In the last decade or so Artificial Technology has commendably taken a leap forward. So much so that it has become our daily driver. But how did Artificial Intelligence become a thing? It all happened because of Machine Learning. A system that adapts, learns and rectified automatically. Let’s list the top 5 software that complements machine learning and puts it in the spotlight.
Focused on writing Python and sometimes the initial algorithms in Cython, Scikit Learn is a free machine learning software. It was initially developed by David Cournapeau at Google Summer of Code.
Support vector machines, random decision forests, classification, regression to k-mean and DBSCAN the Scikit Learn provides an array of features. Additionally, it interoperates Numpy and SciPy, Pythons numeric and scientific library.
Scikit Learn is compatible with Linux, Windows, macOS and updated IOS version
One of the most flourishing machine learning software for tabulated and structured data. XGBoost has initially developed Tianqi Chen and owned by DMLC or Distributed Machine Learning Community. It is an application of gradient boosted decision trees.
Interfaces supported by XGBoost are CLI, C++, Python, R, Julia, and Java. The software is concentrating on delivering speed and modular performance. Including Modular, Systems and Algorithm feature.
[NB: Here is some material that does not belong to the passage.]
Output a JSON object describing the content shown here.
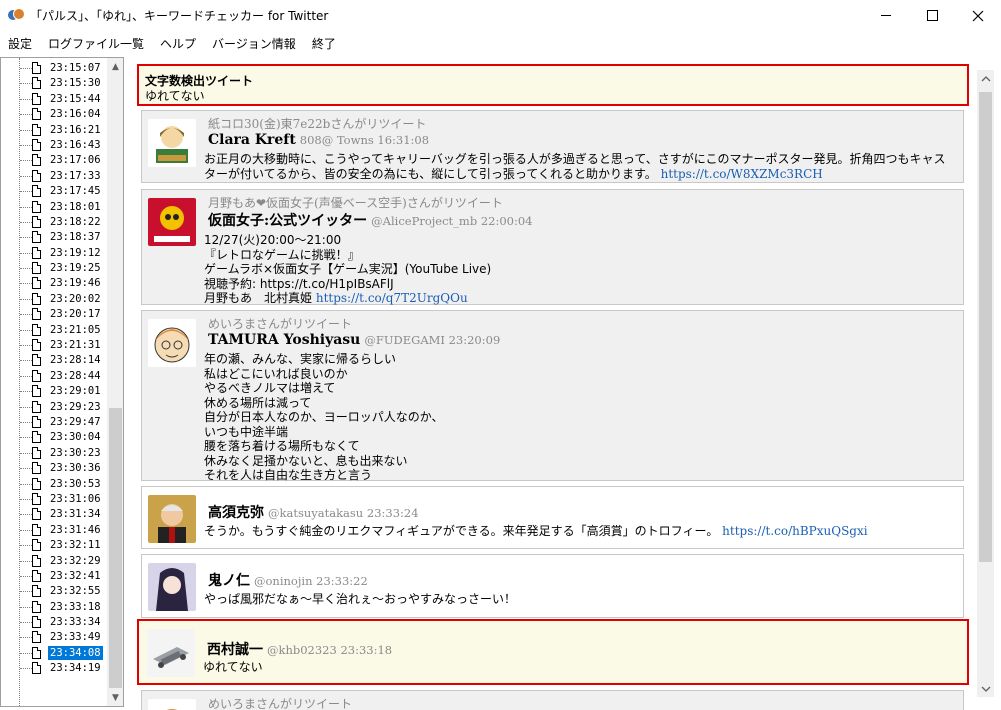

XGBoost is compatible with Linux, Windows, Ubuntu, macOS, and updated IOS versions.
An open source machine learning software primarily focused on GPUs. Originally developed by Ronan Collobert, Koray Kavukcuoglu, and Clement Farabet. Know for its easy to understand and fast scripting language through LuaLIT and C/ CUDA.
Comes with a number of features. Listed- linear algebra routines, neural network, and energy-based models, a powerful N-dimensional array and more.
The Torch is compatible with Linux, Windows, macOS and updated IOS and Android versions.
Again, an open source machine learning framework, H20 was developed and is owned by a company named H20.ai. Famously known for its usage in cloud-based systems and Apache Hadoop. Written in 3 languages mainly R, Python, and Java, with H2O its all about capacity model works.
Among various other features, H2O can withstand large model analysis. Also, dictates smooth cloud-based computing and uses Iterative methods for faster real time results.
H2O is compatible with Linux, Windows, and macOS.
These were my top 5 picks of software one can use for machine learning. Ultimately it depends on an individual’s need if it’s speed or prolonged data analysis. The software you use will depend on variables such factors. Each has its own specific benefits. Step into the artificial reality and discover new technological advancements with this software.